Landscaper Survives After Nail Impaled In His Eye
BOSTON (CBS/AP) – A landscaper survived a horrific accident after a nearly 3-inch nail was impaled in his eye when he accidentally hit it with a weed-whacker.
The incident happened about two years ago, but was just reported this week in the New England Journal of Medicine.
The unidentified 27-year-old landscaper was cutting weeds using a power string trimmer when it hit a nail and it became lodged in his right eye.
'EXCRUCIATING' PAIN
"He had immediate and persistent severe pain in the eye, which became excruciating with attempts to open the eye or move it," doctors at Massachusetts General Hospital wrote in their presentation of the case.

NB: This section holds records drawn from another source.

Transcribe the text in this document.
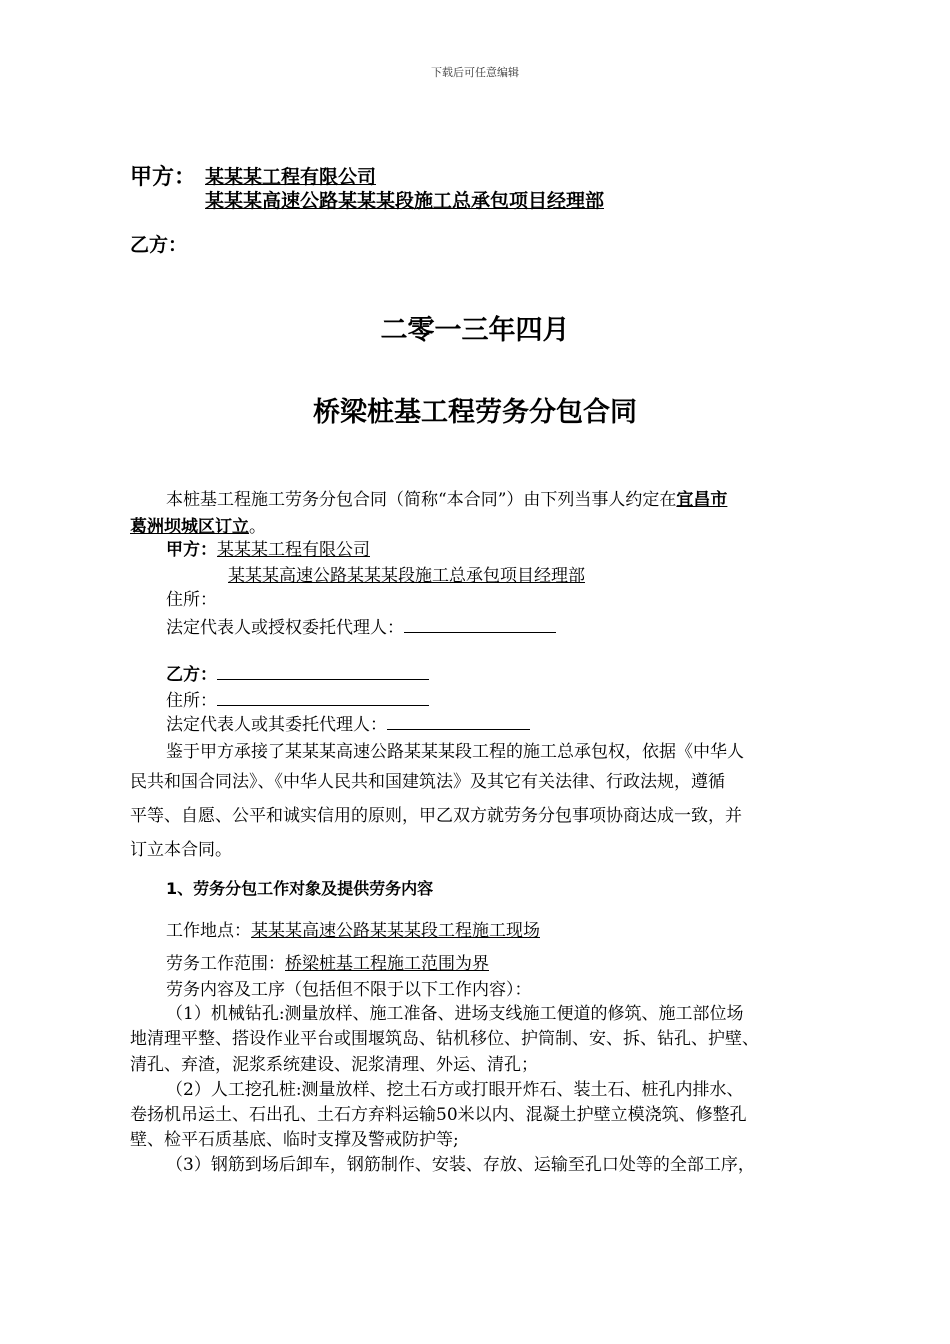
下载后可任意编辑
甲方： 某某某工程有限公司
某某某高速公路某某某段施工总承包项目经理部
乙方：
二零一三年四月
桥梁桩基工程劳务分包合同
本桩基工程施工劳务分包合同（简称“本合同”）由下列当事人约定在宜昌市
葛洲坝城区订立。
甲方：某某某工程有限公司
某某某高速公路某某某段施工总承包项目经理部
住所：
法定代表人或授权委托代理人：
乙方：
住所：
法定代表人或其委托代理人：
鉴于甲方承接了某某某高速公路某某某段工程的施工总承包权，依据《中华人
民共和国合同法》、《中华人民共和国建筑法》及其它有关法律、行政法规，遵循
平等、自愿、公平和诚实信用的原则，甲乙双方就劳务分包事项协商达成一致，并
订立本合同。
1、劳务分包工作对象及提供劳务内容
工作地点：某某某高速公路某某某段工程施工现场
劳务工作范围：桥梁桩基工程施工范围为界
劳务内容及工序（包括但不限于以下工作内容）：
（1）机械钻孔:测量放样、施工准备、进场支线施工便道的修筑、施工部位场
地清理平整、搭设作业平台或围堰筑岛、钻机移位、护筒制、安、拆、钻孔、护壁、
清孔、弃渣，泥浆系统建设、泥浆清理、外运、清孔；
（2）人工挖孔桩:测量放样、挖土石方或打眼开炸石、装土石、桩孔内排水、
卷扬机吊运土、石出孔、土石方弃料运输50米以内、混凝土护壁立模浇筑、修整孔
壁、检平石质基底、临时支撑及警戒防护等;
（3）钢筋到场后卸车，钢筋制作、安装、存放、运输至孔口处等的全部工序，
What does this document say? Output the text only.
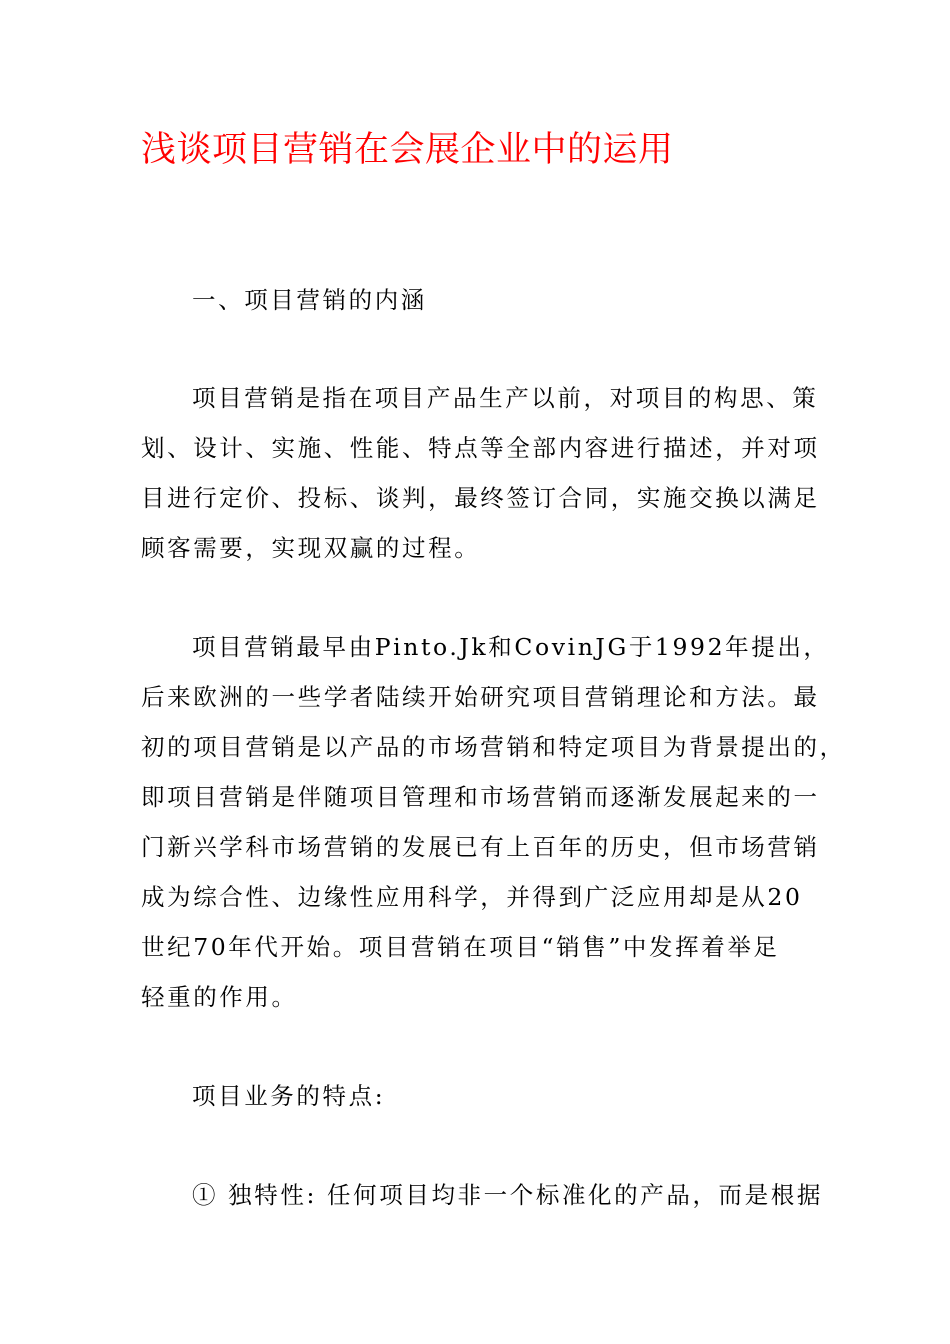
浅谈项目营销在会展企业中的运用

一、项目营销的内涵

项目营销是指在项目产品生产以前，对项目的构思、策
划、设计、实施、性能、特点等全部内容进行描述，并对项
目进行定价、投标、谈判，最终签订合同，实施交换以满足
顾客需要，实现双赢的过程。
项目营销最早由Pinto.Jk和CovinJG于1992年提出，
后来欧洲的一些学者陆续开始研究项目营销理论和方法。最
初的项目营销是以产品的市场营销和特定项目为背景提出的，
即项目营销是伴随项目管理和市场营销而逐渐发展起来的一
门新兴学科市场营销的发展已有上百年的历史，但市场营销
成为综合性、边缘性应用科学，并得到广泛应用却是从20
世纪70年代开始。项目营销在项目“销售”中发挥着举足
轻重的作用。

项目业务的特点:

① 独特性: 任何项目均非一个标准化的产品，而是根据
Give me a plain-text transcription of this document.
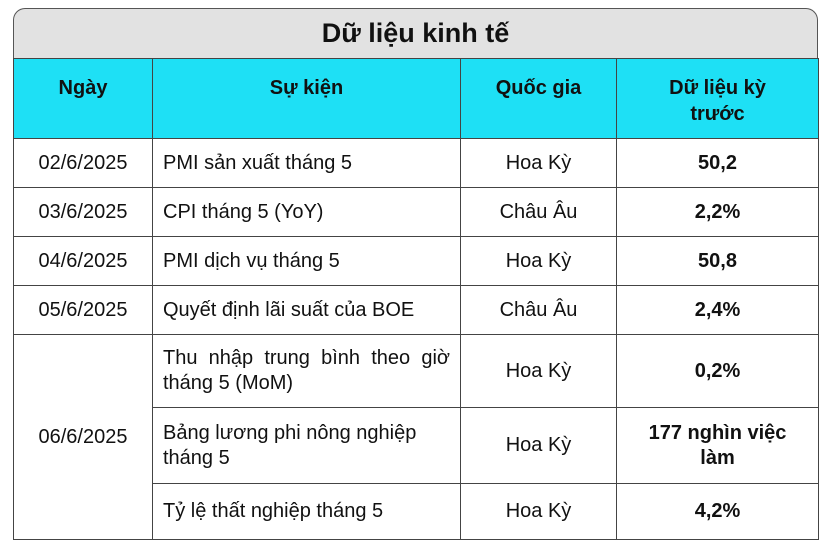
Dữ liệu kinh tế
Ngày	Sự kiện	Quốc gia	Dữ liệu kỳ trước
02/6/2025	PMI sản xuất tháng 5	Hoa Kỳ	50,2
03/6/2025	CPI tháng 5 (YoY)	Châu Âu	2,2%
04/6/2025	PMI dịch vụ tháng 5	Hoa Kỳ	50,8
05/6/2025	Quyết định lãi suất của BOE	Châu Âu	2,4%
06/6/2025	Thu nhập trung bình theo giờ tháng 5 (MoM)	Hoa Kỳ	0,2%
	Bảng lương phi nông nghiệp tháng 5	Hoa Kỳ	177 nghìn việc làm
	Tỷ lệ thất nghiệp tháng 5	Hoa Kỳ	4,2%
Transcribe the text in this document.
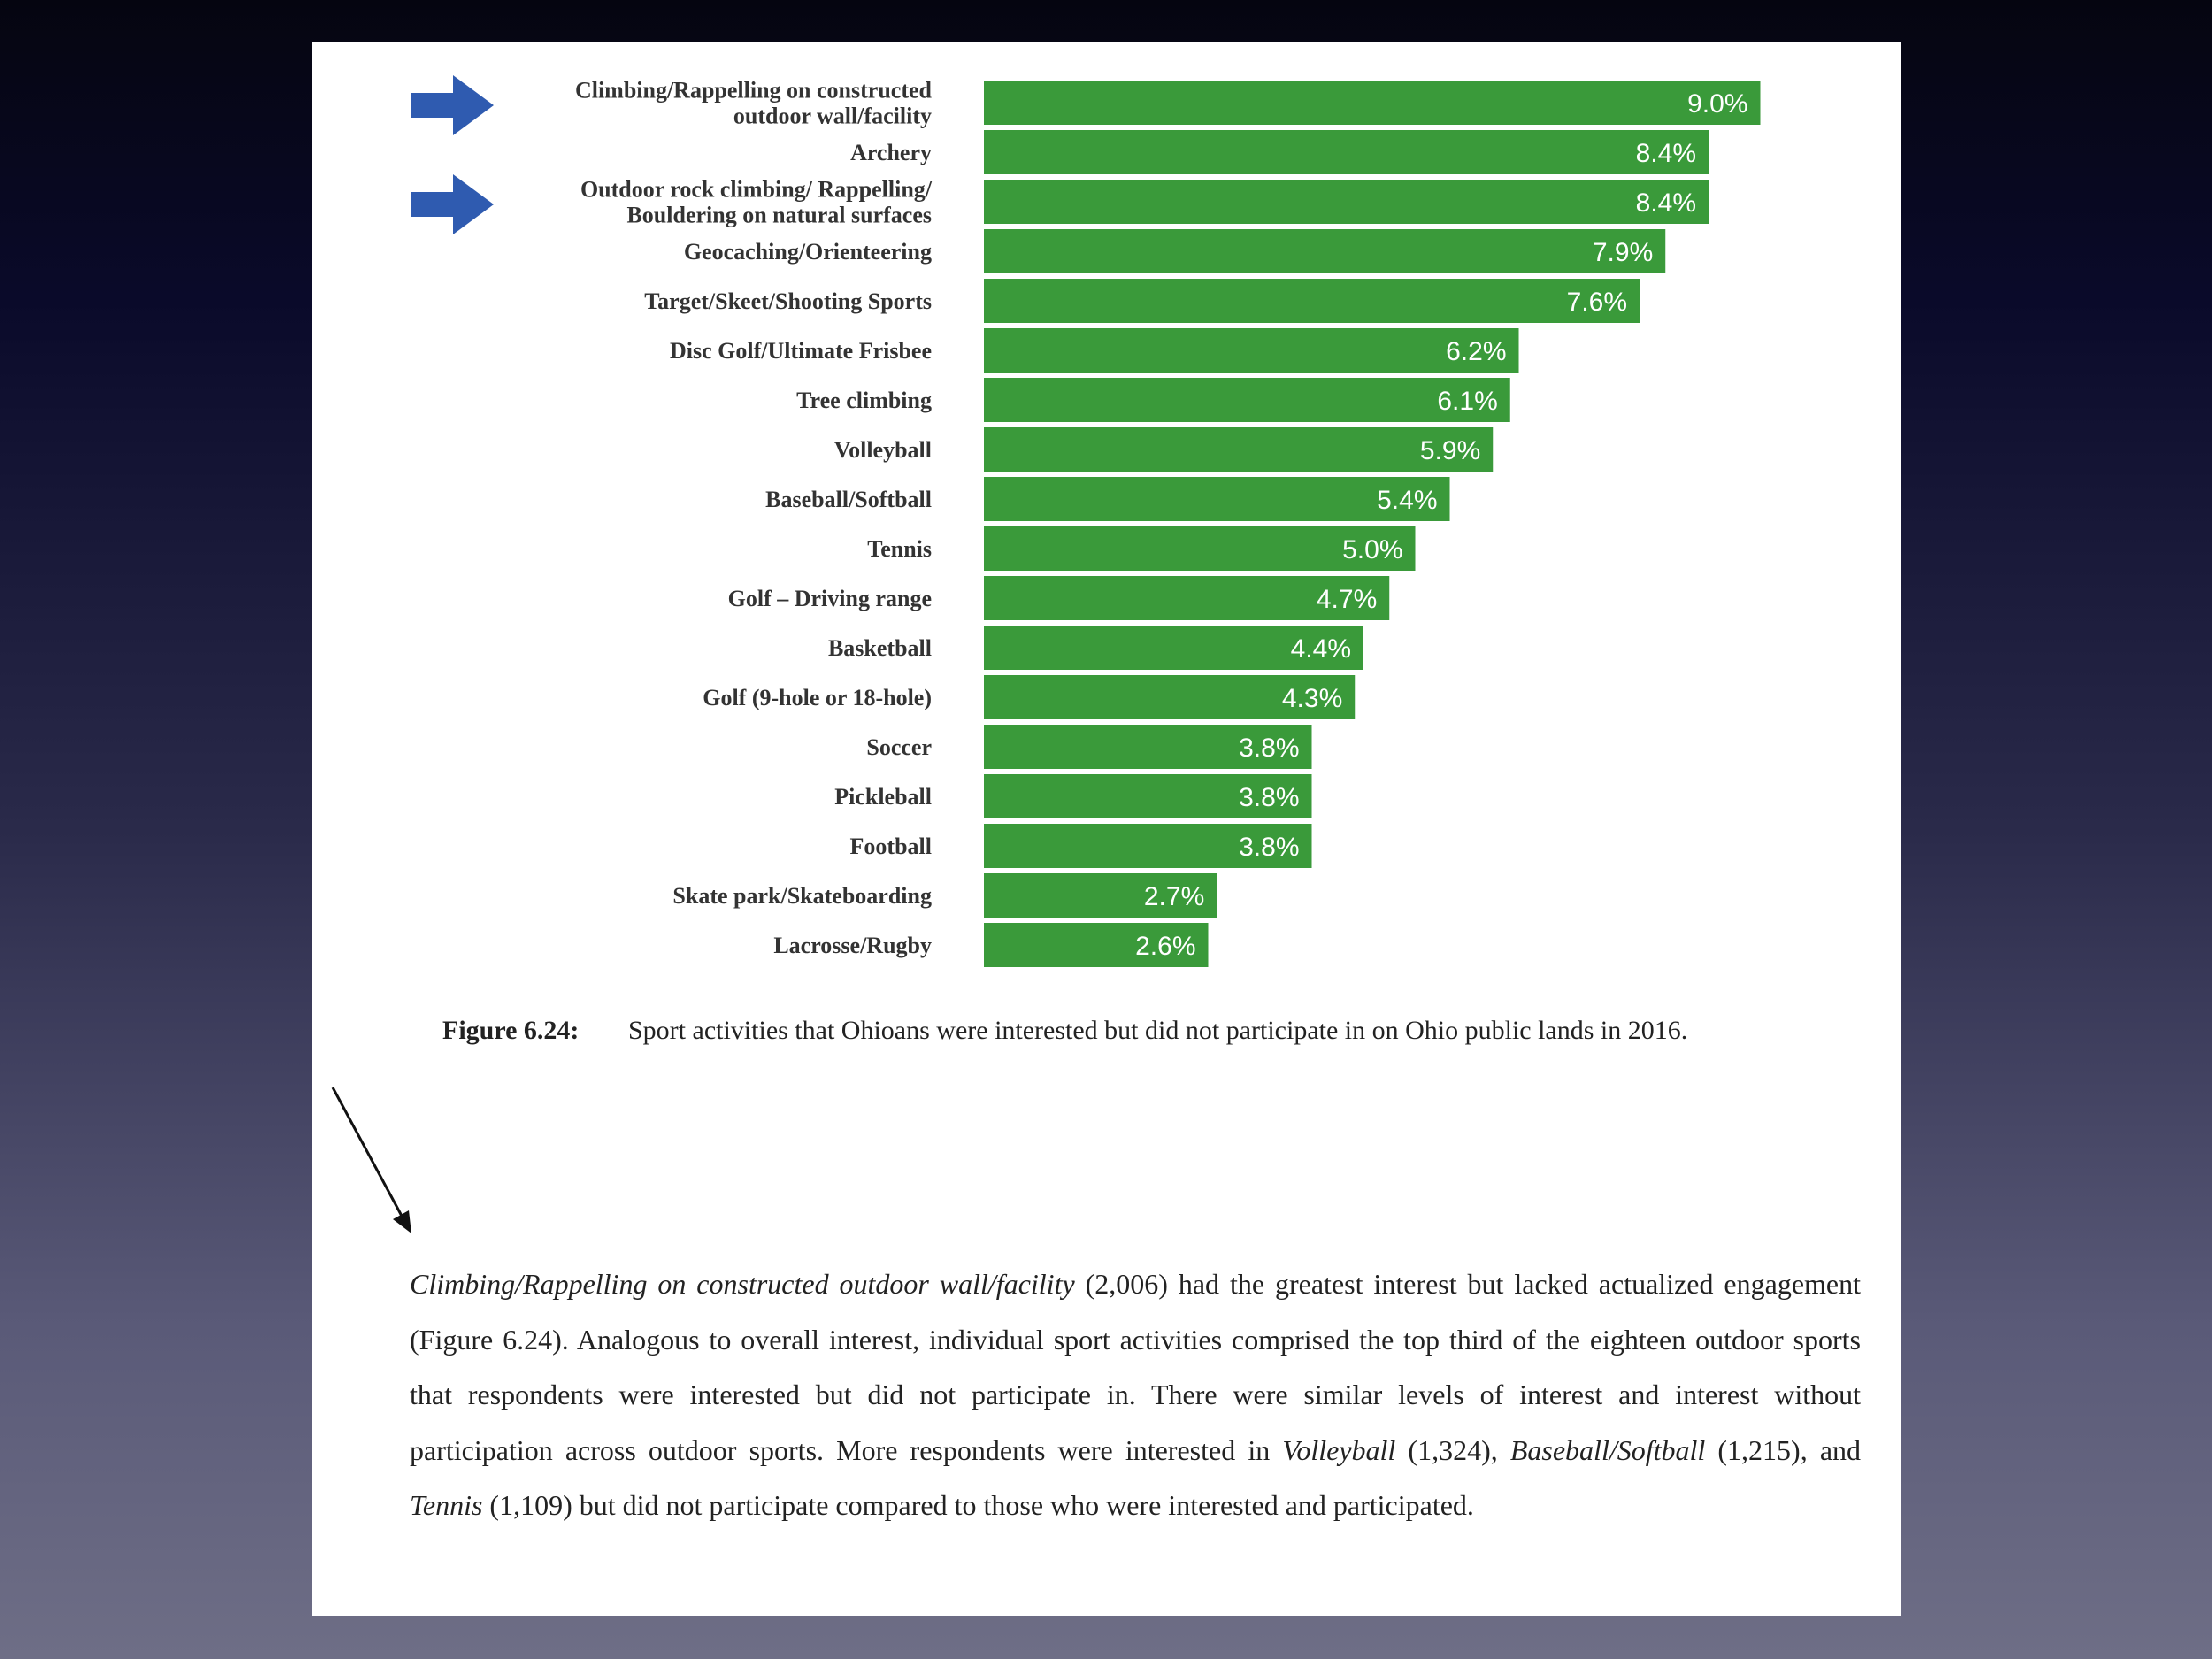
9.0%
Climbing/Rappelling on constructed
outdoor wall/facility
8.4%
Archery
8.4%
Outdoor rock climbing/ Rappelling/
Bouldering on natural surfaces
7.9%
Geocaching/Orienteering
7.6%
Target/Skeet/Shooting Sports
6.2%
Disc Golf/Ultimate Frisbee
6.1%
Tree climbing
5.9%
Volleyball
5.4%
Baseball/Softball
5.0%
Tennis
4.7%
Golf – Driving range
4.4%
Basketball
4.3%
Golf (9-hole or 18-hole)
3.8%
Soccer
3.8%
Pickleball
3.8%
Football
2.7%
Skate park/Skateboarding
2.6%
Lacrosse/Rugby
Figure 6.24: Sport activities that Ohioans were interested but did not participate in on Ohio public lands in 2016.
Climbing/Rappelling on constructed outdoor wall/facility (2,006) had the greatest interest but lacked actualized engagement (Figure 6.24). Analogous to overall interest, individual sport activities comprised the top third of the eighteen outdoor sports that respondents were interested but did not participate in. There were similar levels of interest and interest without participation across outdoor sports. More respondents were interested in Volleyball (1,324), Baseball/Softball (1,215), and Tennis (1,109) but did not participate compared to those who were interested and participated.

The man did not lose consciousness and there was slight bleeding.
He was rushed to the emergency department at MGH.
"When you looked at him, all you saw was the back end of the nail" in his right eye, said Dr. Wael Asaad, a neurosurgeon now at Rhode Island Hospital and Brown University.
Doctors couldn't tell how long the nail was or its path, so radiologist Dr. Rajiv Gupta used a new type of CT scanner to get detailed images.
"It reached almost to the tip of the other eye and the brain. It was a very long nail," he said.
The good news: It had not penetrated the globe of the eye, but was to one side.
The bad news: It was lodged against one of the main arteries supplying blood to the head, and another artery serving the other eye.
'LIKE THE FINGER IN A DAM'
"The tip of the nail was like the finger in the dam. We were worried that if we pulled it out, there would be bleeding" — a jet of blood that could damage the other eye or the brain, or even prove fatal, Asaad said.
So they made an elaborate plan in case an artery ruptured and had to be repaired: One surgeon was ready to operate through the head. A second surgeon was ready to operate through the neck. As these two stood by, a third surgeon carefully pulled out the nail.
They waited several minutes. No major bleeding occurred. They stopped sedating him and the patient was allowed to wake. After a tetanus shot and a prescription for five days of preventive antibiotics, he was on his way.
1 MM FROM MAJOR DAMAGE
A checkup eight weeks later showed his vision had returned to normal. Had the nail struck 1 millimeter away, he likely would have had major damage, doctors said.
As dramatic as it was, "nails penetrating the skull are not as uncommon as you would think," usually from nail gun accidents, Asaad said.
Gupta said the lesson is clear: "Wear eye protection whenever operating heavy machinery" or power tools, even simple ones used in gardening.